Un mariage à Hué

Le 20 janvier 2018.

J’ai beaucoup d’affection pour ma collègue Ngan. Elle a un cœur d’or, une sensibilité à fleur de peau, un rire perlé, magnifique. J’ai assisté à son mariage le 31 décembre dernier, émue de faire partie de ses invités et toutes antennes au vent pour capter le plus possible de dimensions de ce moment très particulier.

Hué est reconnue comme une ville très traditionnelle et ce mariage a suivi le même scénario très précis que celui que suivent des centaines d’autres mariages. Mais commençons par le commencement.

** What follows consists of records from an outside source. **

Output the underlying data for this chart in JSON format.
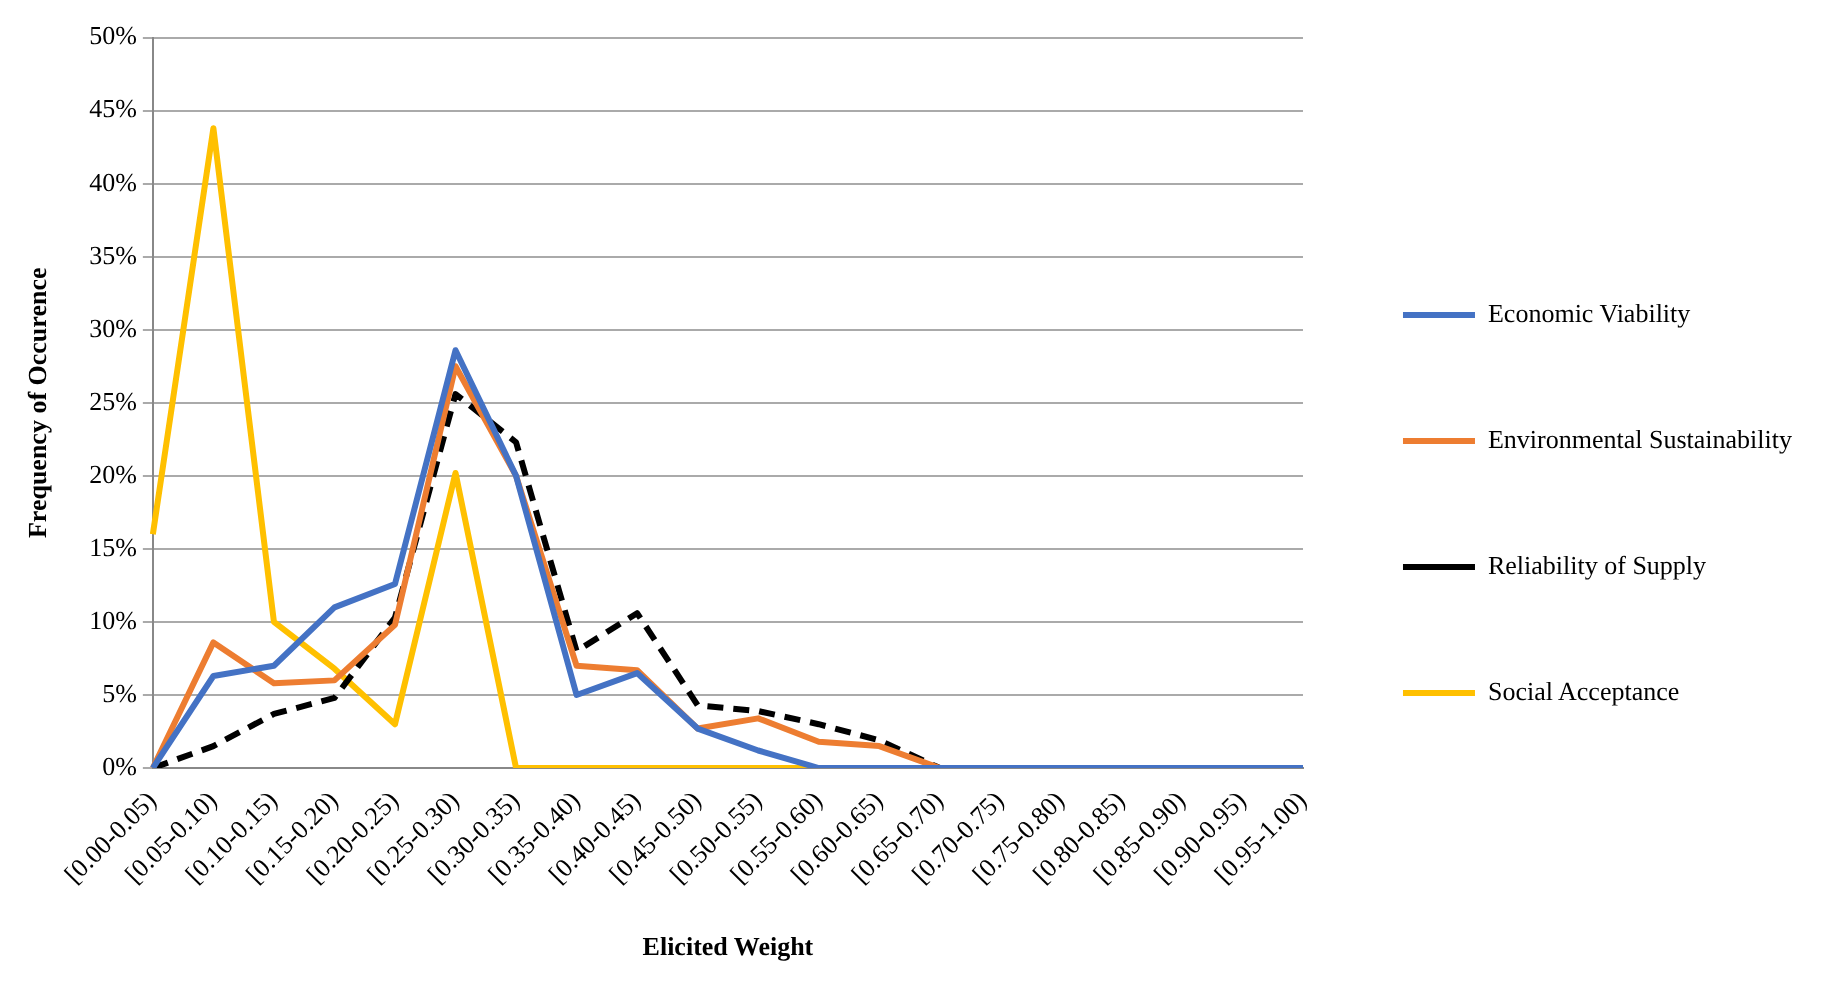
{
  "chart_data": {
    "type": "line",
    "xlabel": "Elicited Weight",
    "ylabel": "Frequency of Occurence",
    "categories": [
      "[0.00-0.05)",
      "[0.05-0.10)",
      "[0.10-0.15)",
      "[0.15-0.20)",
      "[0.20-0.25)",
      "[0.25-0.30)",
      "[0.30-0.35)",
      "[0.35-0.40)",
      "[0.40-0.45)",
      "[0.45-0.50)",
      "[0.50-0.55)",
      "[0.55-0.60)",
      "[0.60-0.65)",
      "[0.65-0.70)",
      "[0.70-0.75)",
      "[0.75-0.80)",
      "[0.80-0.85)",
      "[0.85-0.90)",
      "[0.90-0.95)",
      "[0.95-1.00)"
    ],
    "series": [
      {
        "name": "Economic Viability",
        "color": "#4472c4",
        "values": [
          0,
          6.3,
          7,
          11,
          12.6,
          28.6,
          20,
          5,
          6.5,
          2.7,
          1.2,
          0,
          0,
          0,
          0,
          0,
          0,
          0,
          0,
          0
        ]
      },
      {
        "name": "Environmental Sustainability",
        "color": "#ed7d31",
        "values": [
          0,
          8.6,
          5.8,
          6,
          9.8,
          27.5,
          20,
          7,
          6.7,
          2.7,
          3.4,
          1.8,
          1.5,
          0,
          0,
          null,
          null,
          null,
          null,
          null
        ]
      },
      {
        "name": "Reliability of Supply",
        "color": "#000000",
        "line_style": "dashed",
        "values": [
          0,
          1.5,
          3.7,
          4.8,
          10.3,
          25.6,
          22.3,
          8,
          10.6,
          4.3,
          3.9,
          3,
          1.9,
          0,
          0,
          0,
          0,
          0,
          0,
          0
        ]
      },
      {
        "name": "Social Acceptance",
        "color": "#ffc000",
        "values": [
          16,
          43.8,
          10,
          6.8,
          3,
          20.2,
          0,
          0,
          0,
          0,
          0,
          0,
          0,
          null,
          null,
          null,
          null,
          null,
          null,
          null
        ]
      }
    ],
    "ylim": [
      0,
      50
    ],
    "yticks": [
      {
        "value": 0,
        "label": "0%"
      },
      {
        "value": 5,
        "label": "5%"
      },
      {
        "value": 10,
        "label": "10%"
      },
      {
        "value": 15,
        "label": "15%"
      },
      {
        "value": 20,
        "label": "20%"
      },
      {
        "value": 25,
        "label": "25%"
      },
      {
        "value": 30,
        "label": "30%"
      },
      {
        "value": 35,
        "label": "35%"
      },
      {
        "value": 40,
        "label": "40%"
      },
      {
        "value": 45,
        "label": "45%"
      },
      {
        "value": 50,
        "label": "50%"
      }
    ],
    "grid": "y",
    "legend": "right",
    "marker": "none",
    "line_style": "solid"
  }
}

La situation de la femme et la réalité familiale diffèrent ici profondément de ce que nous connaissons au Québec et aucune révolution, ni tranquille ni le moindrement agitée, n’a encore atteint  l’ordre établi et les traditions de la majorité de la population. Bien sûr, la vie dans les grands centres, loin de la famille, permet des choix de vie plus variés et personnels, mais encore là, deux de mes nouvelles amies ont vécu quelques années l’une à Saïgon et l’autre en Europe, mais toutes deux ont regagné le giron familial et acceptent de se plier à ses exigences, qui insupporteraient toutes les femmes que je connais hors Vietnam.

On se marie relativement jeune à Hué, habituellement au début de la vingtaine. Les femmes commencent à trembler à 25 ans… Car le sort de celle qui ne trouve pas mari reste à ce jour peu enviable. Si ses parents habitent la même ville qu’elle, il est inconcevable qu’une femme vive ailleurs que dans le foyer familial — je dis bien inconcevable. Je connais trois femmes d’affaires accomplies, dans la mi-trentaine. Toutes trois vivent chez leurs parents et doivent rentrer chez elles tous les soirs, sous peine de… faire perdre la face à leurs parents ! Parce que perdre la face, c’est de loin la pire chose qui puisse arriver à un Vietnamien ou à une Vietnamienne. Il ou elle remuera ciel et terre, reniera son père, mentira à ses enfants, vous trahira ou donnera son chien pour éviter cet anathème ! Ma copine-prof de vietnamien, Katya, l’amoureuse de notre ami William-de-Saint-Norbert-d’Arthabaska me l’a confirmé : si jamais elle passait la nuit chez son beau, cela créerait une immense commotion chez la famille et les voisins, dont elle n’a nulle envie de vivre les conséquences. Je m’étonne de voir à quel point ces femmes solides et affirmées par ailleurs se plient à ces diktats sans broncher ni réelle irritation apparente. Si elles partent en week-end à l’extérieur, la famille ferme les yeux… tant que les autres ne se rendent compte de rien, ça va. On me dit aussi qu’il existe des hôtels que visitent discrètement, sur une base horaire, les jeunes couples tant licites qu’illicites. Mais semble-t-il que la terreur d’être vu(e) refroidit moult ardeurs amoureuses.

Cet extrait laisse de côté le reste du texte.